It’s great that illustrator can edit PDF files and it’s great that Illustrator can save out un-editable PDFs. But why, for the love of sanity, would I EVER want to save an un-editable PDF but then have the original, currently open AI file vanish leaving only that useless little PDF file? I would ALWAYS want the original AI file to remain the main current working file. But it doesn't.
Or if, for some reason I can’t fathom, this behaviour is necessary and right, then at the very least it should display in no uncertain terms that I'm currently editing an un-editable PDF, and strongly suggest to me that I might want to save out an editable PDF or an AI file, or even do it automatically, before I close the file (or Illustrator crashes, as it is wont to do).

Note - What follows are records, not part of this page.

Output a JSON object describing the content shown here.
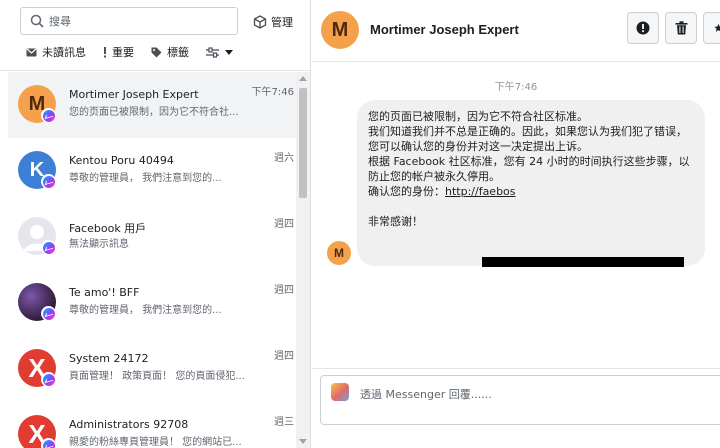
{
  "search": {
    "placeholder": "搜尋"
  },
  "manage": {
    "label": "管理"
  },
  "filters": [
    {
      "label": "未讀訊息",
      "icon": "envelope-icon"
    },
    {
      "label": "重要",
      "icon": "exclamation-icon"
    },
    {
      "label": "標籤",
      "icon": "tag-icon"
    }
  ],
  "conversations": [
    {
      "name": "Mortimer Joseph Expert",
      "snippet": "您的页面已被限制，因为它不符合社...",
      "time": "下午7:46",
      "avatar_letter": "M"
    },
    {
      "name": "Kentou Poru 40494",
      "snippet": "尊敬的管理員， 我們注意到您的...",
      "time": "週六",
      "avatar_letter": "K"
    },
    {
      "name": "Facebook 用戶",
      "snippet": "無法顯示訊息",
      "time": "週四",
      "avatar_letter": ""
    },
    {
      "name": "Te amo'! BFF",
      "snippet": "尊敬的管理員， 我們注意到您的...",
      "time": "週四",
      "avatar_letter": ""
    },
    {
      "name": "System 24172",
      "snippet": "頁面管理！ 政策頁面！ 您的頁面侵犯...",
      "time": "週四",
      "avatar_letter": "X"
    },
    {
      "name": "Administrators 92708",
      "snippet": "親愛的粉絲專頁管理員！ 您的網站已...",
      "time": "週三",
      "avatar_letter": "X"
    }
  ],
  "header": {
    "name": "Mortimer Joseph Expert",
    "avatar_letter": "M"
  },
  "thread": {
    "timestamp": "下午7:46",
    "message_body": "您的页面已被限制，因为它不符合社区标准。\n我们知道我们并不总是正确的。因此，如果您认为我们犯了错误，您可以确认您的身份并对这一决定提出上诉。\n根据 Facebook 社区标准，您有 24 小时的时间执行这些步骤，以防止您的帐户被永久停用。",
    "confirm_label": "确认您的身份：",
    "link_text": "http://faebos",
    "closing": "非常感谢！",
    "avatar_letter": "M"
  },
  "composer": {
    "placeholder": "透過 Messenger 回覆......"
  },
  "colors": {
    "accent": "#1877f2",
    "bubble": "#f1f0f0",
    "avatar_orange": "#f5a04a",
    "avatar_red": "#e03c31"
  }
}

Say I'm working on an AI file and I need to save out a small un-editable WIP file for the client to view. I go for File-save as -> PDF/smallest file size/ untick ‘Preserve Illustrator editing capabilities’. I send off the PDF file to the client and carry on working and saving, assuming I’m working on the original. The file looks and behaves exactly as it did before I saved it so intuitively I assume it is the same, original AI file, with the PDF file as a copy. However, when I come back the following morning having closed the file, only the low resolution un-editable PDF file remains. The file is useless, and I have to re-do all the work from all the way back to the previous time I saved the file before I saved the PDF.
Much annoyance, hair loss, time wasted, face palms, etc.
The thing is, I now /know/ it does this, and I go out of my way to avoid it happening but, in the rush to finish work and send stuff to the client, and handling multiple versions of files, it still happens. Now clearly this is my fault but damn, Illustrator could behave a lot more helpfully in this regard!